High intensity and frequency modulations based on infinite pulse trains and ultrashort pulses in a modified semiconductor laser system.

We report on high intensity and frequency modulations (IM-FM) through various infinite pulse trains derived from the dynamics of a modified rate equations laser system endowed with an additional control parameter (γ), wherein a direct modulation of the injection current is performed. Analytical and numerical investigations showcase the significant impact of the additional control parameter on the enhancement of the relaxation frequency and a resizing of the modulation bandwidth through a full control of the modulation peak. In this way, linear stability of the new modulated laser system is carried out around the steady-state solutions by using the small-signal analysis method, wherefrom we demonstrate that the stability of equilibria can be governed by γ-variations. A route to a new infinite-scroll vibrational attractor through FM-to-IM conversion is investigated, leading to a linear phase-and-frequency-modulated link.
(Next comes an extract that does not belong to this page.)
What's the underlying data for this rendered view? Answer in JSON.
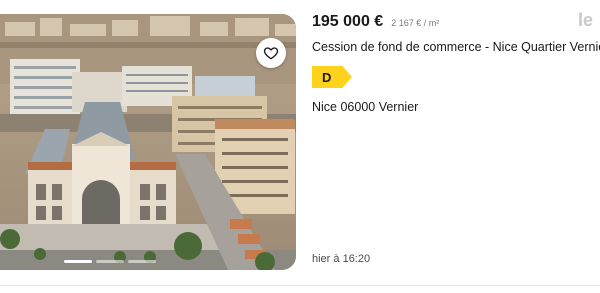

Both scenarios based on the propagation of asymmetric horn-shaped pulse trains lead to high FM and exhibit various amplitude-squeezed states and phase-squeezed states by varying the α-factor and the frequency detuning parameter, respectively. Intricate phenomena such as the nonlinear generation and collapsing of ultrashort pulse trains resulting from the infinite pulse trains, internal crisis appearing as a ground for the amplitude-squeezed state of light, and the modulation instability of large amplitude of laser arising from unstable fixed points are also investigated in this work.